LA HABANA, Cuba. – Hace apenas una década, posiblemente menos, algunos llegaron a llamarlo la “Pequeña Italia” de La Habana. Miles de italianos, la mayoría hombres de la tercera edad, arribaron a Guanabo como turistas y algunos hasta terminaron estableciéndose; incluso se animaron a abrir —muchas veces mediante testaferros— negocios de renta de casas, bares y restaurantes, por las “bondades” de una localidad alejada del centro de la urbe pero muy cercana al sol y las playas, pero sobre todo a las “jineteras” y “jineteros” que les hacían las vidas más “entretenidas”, a ellos que poco podían hacer con sus pensiones allá en Europa pero que, en cambio, les rendían como una fortuna aquí donde pagar en euros y dólares, jamás en pesos cubanos, hace la diferencia.
También los turistas de todas partes vinieron por montones atraídos por el “producto estrella” de un pueblecito casi de campo a donde chicos y chicas, sin importar cuán alta o baja fuese la temporada, acudían todo el año a divertirse hasta la madrugada pero también a “pescar” a ese “yumita” que sin tantos rodeos, sin demasiadas simulaciones, estaba allí no para comprobar si el este de La Habana era más lindo que Varadero, sino más “caliente”.
Más “caliente” y más barato. Más accesible a esos jóvenes que solo con subirse al A-40 —la línea de ómnibus urbanos que aún de vez en cuando continúa cubriendo la ruta entre el centro de la ciudad y las Playas del Este—, o con pagar un almendrón desde el Parque de la Fraternidad, terminaban “cumpliendo el objetivo”: ya sea el de bañarse en el mar o el más “imperioso” de conquistar un viejo corazón jubilado.

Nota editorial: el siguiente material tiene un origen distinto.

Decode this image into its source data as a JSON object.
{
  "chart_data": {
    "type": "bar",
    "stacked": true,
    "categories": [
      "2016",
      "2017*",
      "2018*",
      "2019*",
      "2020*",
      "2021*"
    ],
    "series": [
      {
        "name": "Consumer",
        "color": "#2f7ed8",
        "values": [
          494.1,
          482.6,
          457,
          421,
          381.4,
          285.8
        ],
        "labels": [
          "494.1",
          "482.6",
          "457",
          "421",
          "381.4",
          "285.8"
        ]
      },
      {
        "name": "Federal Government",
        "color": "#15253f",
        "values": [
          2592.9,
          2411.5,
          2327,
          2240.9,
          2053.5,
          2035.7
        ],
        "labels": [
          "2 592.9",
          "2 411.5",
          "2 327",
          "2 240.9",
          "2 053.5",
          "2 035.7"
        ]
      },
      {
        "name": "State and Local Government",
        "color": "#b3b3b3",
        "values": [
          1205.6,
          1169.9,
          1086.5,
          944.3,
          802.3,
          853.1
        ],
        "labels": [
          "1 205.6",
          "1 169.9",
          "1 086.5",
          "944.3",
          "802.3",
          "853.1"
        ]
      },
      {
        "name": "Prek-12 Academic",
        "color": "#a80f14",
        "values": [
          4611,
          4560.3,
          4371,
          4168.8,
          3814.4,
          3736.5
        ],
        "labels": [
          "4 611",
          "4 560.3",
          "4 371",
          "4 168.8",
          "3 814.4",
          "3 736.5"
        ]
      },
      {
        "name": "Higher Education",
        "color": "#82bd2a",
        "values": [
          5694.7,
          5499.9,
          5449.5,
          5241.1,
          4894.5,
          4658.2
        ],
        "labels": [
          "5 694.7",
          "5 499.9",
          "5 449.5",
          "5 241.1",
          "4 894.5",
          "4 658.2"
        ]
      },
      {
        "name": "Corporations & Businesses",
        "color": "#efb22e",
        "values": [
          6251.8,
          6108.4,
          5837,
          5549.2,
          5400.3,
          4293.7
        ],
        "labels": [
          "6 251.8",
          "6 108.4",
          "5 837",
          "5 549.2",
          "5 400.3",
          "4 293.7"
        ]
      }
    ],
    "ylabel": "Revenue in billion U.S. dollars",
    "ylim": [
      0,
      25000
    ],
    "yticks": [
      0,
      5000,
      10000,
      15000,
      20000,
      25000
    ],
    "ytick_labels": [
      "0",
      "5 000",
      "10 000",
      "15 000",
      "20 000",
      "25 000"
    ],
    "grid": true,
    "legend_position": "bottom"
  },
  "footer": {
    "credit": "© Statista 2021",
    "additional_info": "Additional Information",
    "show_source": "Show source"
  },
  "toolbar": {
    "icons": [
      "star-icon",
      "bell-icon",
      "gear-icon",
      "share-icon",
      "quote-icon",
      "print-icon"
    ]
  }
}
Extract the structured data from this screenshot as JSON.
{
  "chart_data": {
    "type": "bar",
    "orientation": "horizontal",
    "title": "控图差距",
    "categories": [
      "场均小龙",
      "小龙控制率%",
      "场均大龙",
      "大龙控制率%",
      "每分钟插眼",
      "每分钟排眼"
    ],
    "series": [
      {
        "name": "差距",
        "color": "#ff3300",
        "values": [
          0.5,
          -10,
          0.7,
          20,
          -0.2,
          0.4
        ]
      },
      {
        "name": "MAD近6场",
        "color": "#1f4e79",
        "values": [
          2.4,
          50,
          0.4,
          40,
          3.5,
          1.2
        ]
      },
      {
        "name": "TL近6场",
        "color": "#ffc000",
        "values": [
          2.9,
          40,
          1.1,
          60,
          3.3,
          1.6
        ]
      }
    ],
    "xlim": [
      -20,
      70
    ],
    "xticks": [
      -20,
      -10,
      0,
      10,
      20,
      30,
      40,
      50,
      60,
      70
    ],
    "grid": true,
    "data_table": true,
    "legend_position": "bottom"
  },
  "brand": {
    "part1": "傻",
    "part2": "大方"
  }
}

Las del este fueron y siguen siendo las “playas de los pobres”, incluidos los extranjeros a los que el bolsillo roto no les permite aspirar a más; pero eran un producto “bueno”, “no tan malo”, que precisamente por “barato” (que en Cuba siempre han sido términos muy relativos, altamente cuestionables) comenzaba a crecer en demanda, incluso a encarecerse según iban llegando las inversiones legales e ilegales de extranjeros atraídos por ese potencial que resulta de la combinación de la “carne”, el alcohol, el mar y hasta la “tolerancia” policial conectada con la corrupción y la burocracia constantes, que a veces parecen “salvarnos” pero que, en realidad, nos están aniquilando como país.
Esos años, desde comienzos del milenio hasta 2019, los anteriores a la pandemia de COVID-19 y al desastre de la Tarea Ordenamiento, fueron en tiempos del castrismo los “años de gloria” de la más concurrida zona de playas de La Habana.
Los precios estaban altos pero “no tanto”. El transporte, malísimo, pero casi “perfecto” al compararlo con el de estos días cuando ver pasar una guagua, incluso un taxi, es tan raro como ver a un italiano paseando por Calle 5ta., la vía principal de Guanabo, donde antes se los veía casi en hordas “depredadoras” entrando y saliendo de bares y discotecas, pero que ahora, desde la rotonda hasta el final, desde la playa hasta las lomas, es la perfecta estampa de la desolación (y la destrucción).
Construcciones cayéndose a pedazos, casas que ayer se rentaban ahora permanecen vacías en pleno verano, o en venta a la espera de ese “mareado” que, confiado en la reciente promesa de que en cinco años estaremos mejor, decida arriesgar el dinero.
Ranchones y paladares cerrados, tienduchas desabastecidas, “centros comerciales” donde poco o nada se comercia, y mipymes que casi no venden porque quienes vacacionan prefieren traer sus cosas de donde las consiguen más baratas, ya en el mercado subterráneo de sus barrios, o bien gratis en el almacén de la “empresa estatal” donde “luchan”, porque en eso básicamente consiste el “trabajo” en Cuba, sobre todo cuando el salario lo pagan en “moneda nacional”.
Hoy a la barranca de Guanabo solo van los pobres que pueden, porque ―aun siendo pobres casi todos en esta Isla― nuestra pobreza es tanta y tan desoladora que hasta a la miseria le hemos puesto grados y estatus, de modo que a las Playas del Este vamos los “pobres menos pobres”, mientras que, a aquellos más hundidos en la desgracia y el abandono, a aquellos casi sin clase social a la que engancharse —así como el náufrago se agarra de aquello que lo libre de “no existir”—, no les queda más remedio que quedarse en casa a inventarse un “verano a su manera”, es decir, a darse un buen baño de calor y apagón.